Jackson was born in 1957 and raised in the Latrobe Homes in East Baltimore.[2]

When he was seventeen, he committed his first murder when he killed a Baltimore business man during a robbery. With drug and gang influence Jackson was able to secure a high profile lawyer and gain an acquittal on technicality.[2]

Criminal career[edit]

Jackson has been convicted of several crimes and charged with many more. He was acquitted at trial of murder in 1974.[3] He was convicted in 1978 for manslaughter, in 1979 for resisting arrest, and in 1984 on a drug charge.[4] Jackson took an Alford plea in 1977 on a charge of manslaughter, and his sentence was suspended.[2]

Jackson’s name appeared in the Baltimore Sun’s 1987 series Easy Money: Anatomy of a Drug Empire, the author of which was David Simon, who went on to be the creator, executive producer, and head writer of The Wire.[2] In the newspaper series, Simon claims that Jackson used to be one of the trusted surrogates of Melvin Williams, a legendary Baltimore heroin dealer whose story influenced The Wire character Avon Barksdale.[4] Jackson explicitly denies any past connection to Williams.[2] Jackson is believed to be responsible for initiating a 1981 drug war for control of the Lafayette Court housing project. Jackson was acquitted of murder charges in 1991; but in the mid-1980s, he was convicted on a federal gun charge.[2] In 1992, Jackson pled a bribery charge down to one count of giving false information to a state trooper.[4] Federal tax-evasion charges were dropped in 1994.[2]

Business career[edit]

By 1984, Jackson owned a mini-market, a shoe store, a produce and carry-out stand, rental properties in West Baltimore, and ran his family’s business.[2] But his most successful business venture has been the Eldorado Lounge, an adult entertainment club in East Baltimore. In 1978, Jackson’s mother, Rosalie, acquired the Eldorado Lounge from Michael Stewart.[5] Rosalie hired Kenny to manage the club; and in 1986, Kenny advanced the Eldorado Lounge’s format.[5] The Eldorado Lounge property was sold in 2000 but re-emerged in 2003 at a different location on East Lombard Street, outside downtown.[5] Kenny Jackson continues to run the Eldorado Lounge there. In 2007, Jackson earned a business degree from American InterContinental University in Atlanta, Georgia.[2]

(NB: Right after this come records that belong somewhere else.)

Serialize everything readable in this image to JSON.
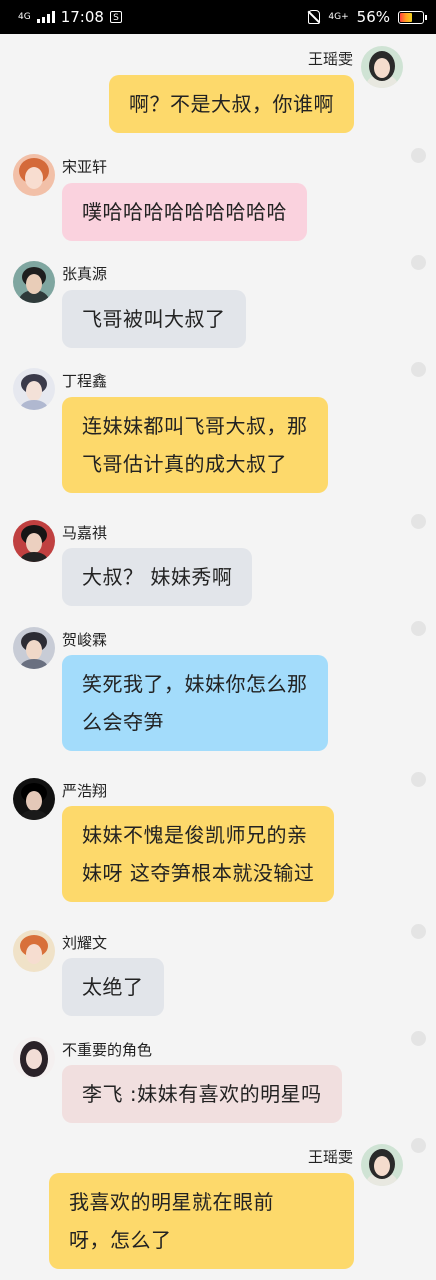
{
  "status_bar": {
    "network_left": "4G",
    "time": "17:08",
    "app_icon": "soul-icon",
    "network_right": "4G+",
    "battery": "56%",
    "battery_level": 0.56
  },
  "colors": {
    "yellow": "#fdd96b",
    "pink": "#fad2de",
    "gray": "#e2e5ea",
    "blue": "#a3dcfb",
    "rose": "#f1dfdf"
  },
  "messages": [
    {
      "name": "王瑶雯",
      "text": "啊？不是大叔，你谁啊",
      "side": "right",
      "color": "yellow"
    },
    {
      "name": "宋亚轩",
      "text": "噗哈哈哈哈哈哈哈哈哈",
      "side": "left",
      "color": "pink"
    },
    {
      "name": "张真源",
      "text": "飞哥被叫大叔了",
      "side": "left",
      "color": "gray"
    },
    {
      "name": "丁程鑫",
      "line1": "连妹妹都叫飞哥大叔，那",
      "line2": "飞哥估计真的成大叔了",
      "side": "left",
      "color": "yellow"
    },
    {
      "name": "马嘉祺",
      "text": "大叔？ 妹妹秀啊",
      "side": "left",
      "color": "gray"
    },
    {
      "name": "贺峻霖",
      "line1": "笑死我了，妹妹你怎么那",
      "line2": "么会夺笋",
      "side": "left",
      "color": "blue"
    },
    {
      "name": "严浩翔",
      "line1": "妹妹不愧是俊凯师兄的亲",
      "line2": "妹呀 这夺笋根本就没输过",
      "side": "left",
      "color": "yellow"
    },
    {
      "name": "刘耀文",
      "text": "太绝了",
      "side": "left",
      "color": "gray"
    },
    {
      "name": "不重要的角色",
      "text": "李飞 :妹妹有喜欢的明星吗",
      "side": "left",
      "color": "rose"
    },
    {
      "name": "王瑶雯",
      "line1": "我喜欢的明星就在眼前",
      "line2": "呀，怎么了",
      "side": "right",
      "color": "yellow"
    }
  ]
}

Political activities[edit]

In 1995, Jackson was involved in establishing a political action committee (“PAC”) that advocated for convicts’ voting rights.[4] The PAC donated a total of $8,000 to the campaigns of various Democratic political candidates, including then-mayor Kurt Schmoke and future mayor Sheila Dixon.[4] Jackson’s PAC no longer operates.

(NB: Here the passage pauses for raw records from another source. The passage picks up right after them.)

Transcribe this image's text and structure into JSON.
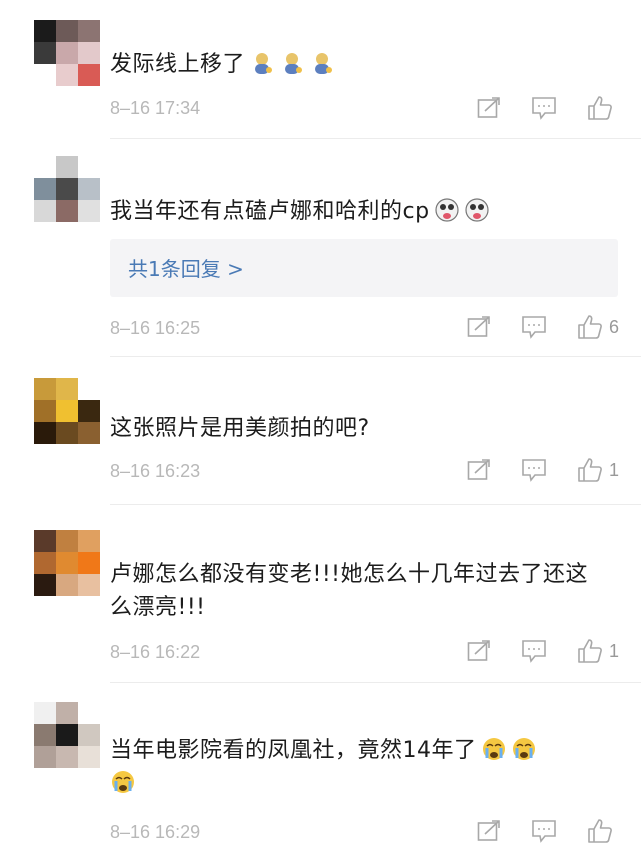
{
  "comments": [
    {
      "text": "发际线上移了",
      "emoji": [
        "poop-face-emoji",
        "poop-face-emoji",
        "poop-face-emoji"
      ],
      "time": "8–16 17:34",
      "likes": ""
    },
    {
      "text": "我当年还有点磕卢娜和哈利的cp",
      "emoji": [
        "dog-face-emoji",
        "dog-face-emoji"
      ],
      "time": "8–16 16:25",
      "likes": "6",
      "reply_link": "共1条回复 >"
    },
    {
      "text": "这张照片是用美颜拍的吧?",
      "emoji": [],
      "time": "8–16 16:23",
      "likes": "1"
    },
    {
      "text": "卢娜怎么都没有变老!!!她怎么十几年过去了还这么漂亮!!!",
      "emoji": [],
      "time": "8–16 16:22",
      "likes": "1"
    },
    {
      "text": "当年电影院看的凤凰社，竟然14年了",
      "emoji": [
        "crying-face-emoji",
        "crying-face-emoji",
        "crying-face-emoji"
      ],
      "time": "8–16 16:29",
      "likes": ""
    }
  ],
  "colors": {
    "text": "#1c1c1c",
    "meta": "#b8b8b8",
    "link": "#4a7ab5",
    "reply_bg": "#f4f4f6"
  }
}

After the Eldorado Lounge property was sold, Jackson contributed $2,500 to then-City Council President Dixon. Dixon was criticized for her role in the sale of the property after a story regarding the sale appeared in the Baltimore Sun in 2000. Then-Mayor Martin O’Malley returned $2,000 which he had received from Rosalie. Rosalie also donated $1,000 to Al Gore’s 2000 presidential primary campaign.

Possible connections to The Wire[edit]

In Season 5 of The Wire, the show’s fictional Sun reports on the sale of a strip-club property owned by a drug dealer, Fat Face Rick. Nerese Campbell, the fictional City Council President is then shown angrily reading a critical newspaper article about her role in the sale.[1] The anecdote appears to allude to Sheila Dixon’s part in the sale of the Eldorado Lounge.

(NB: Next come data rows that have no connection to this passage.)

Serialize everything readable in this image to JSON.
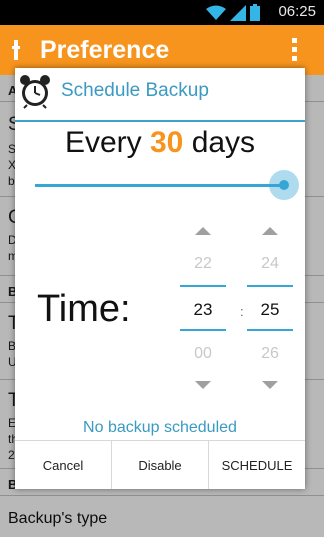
{
  "status_bar": {
    "time": "06:25",
    "icons": [
      "wifi-icon",
      "signal-icon",
      "battery-icon"
    ]
  },
  "action_bar": {
    "title": "Preference",
    "icon": "app-icon",
    "menu_icon": "overflow-menu-icon"
  },
  "background": {
    "items": [
      {
        "text": "A"
      },
      {
        "text": "S"
      },
      {
        "text": "S"
      },
      {
        "text": "X"
      },
      {
        "text": "b"
      },
      {
        "text": "C"
      },
      {
        "text": "D"
      },
      {
        "text": "m"
      },
      {
        "text": "B"
      },
      {
        "text": "T"
      },
      {
        "text": "B"
      },
      {
        "text": "U"
      },
      {
        "text": "T"
      },
      {
        "text": "E"
      },
      {
        "text": "th"
      },
      {
        "text": "2"
      },
      {
        "text": "B"
      },
      {
        "text": "Backup's type"
      }
    ]
  },
  "dialog": {
    "title": "Schedule Backup",
    "icon": "alarm-clock-icon",
    "frequency_prefix": "Every",
    "frequency_value": "30",
    "frequency_suffix": "days",
    "slider_value_fraction": 1.0,
    "time_label": "Time:",
    "hour": {
      "prev": "22",
      "current": "23",
      "next": "00"
    },
    "separator": ":",
    "minute": {
      "prev": "24",
      "current": "25",
      "next": "26"
    },
    "status": "No backup scheduled",
    "buttons": {
      "cancel": "Cancel",
      "disable": "Disable",
      "schedule": "SCHEDULE"
    }
  },
  "colors": {
    "accent_orange": "#f7941d",
    "accent_blue": "#36a6d5"
  }
}
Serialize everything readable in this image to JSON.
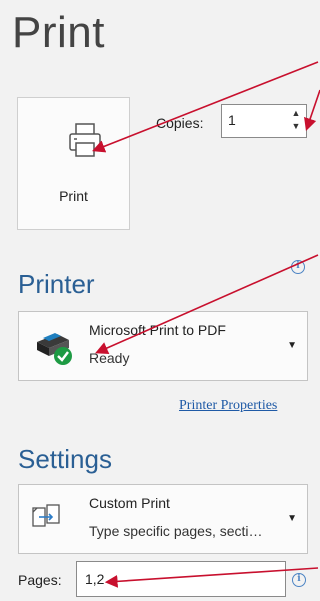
{
  "header": {
    "title": "Print"
  },
  "print_button": {
    "label": "Print",
    "icon": "printer-icon"
  },
  "copies": {
    "label": "Copies:",
    "value": "1"
  },
  "printer": {
    "heading": "Printer",
    "selected_name": "Microsoft Print to PDF",
    "status": "Ready",
    "icon": "printer-ready-icon",
    "properties_link": "Printer Properties"
  },
  "settings": {
    "heading": "Settings",
    "print_range": {
      "title": "Custom Print",
      "description": "Type specific pages, secti…",
      "icon": "custom-pages-icon"
    },
    "pages": {
      "label": "Pages:",
      "value": "1,2"
    }
  },
  "annotation_color": "#c8102e",
  "accent_color": "#2a5f94"
}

Another similarity to Jackson’s life is the entrepreneurial impulse of Stringer Bell, the number-two in Barksdale's organization. In Season 1 of The Wire, detective Jimmy McNulty tracks Bell to his business course at a local community college.[1] According to Jackson, Baltimore police actually were present while he took classes at Baltimore Community College.[1] On the show, Bell strives to become a part of the legitimate business world and even gets involved in bribing politicians.

Jackson has collaborated with Nathan Barksdale on an unreleased docudrama titled Baltimore Chronicles: Legends of the Unwired,[6] which purports to be the true story of Avon Barksdale and The Wire.[7]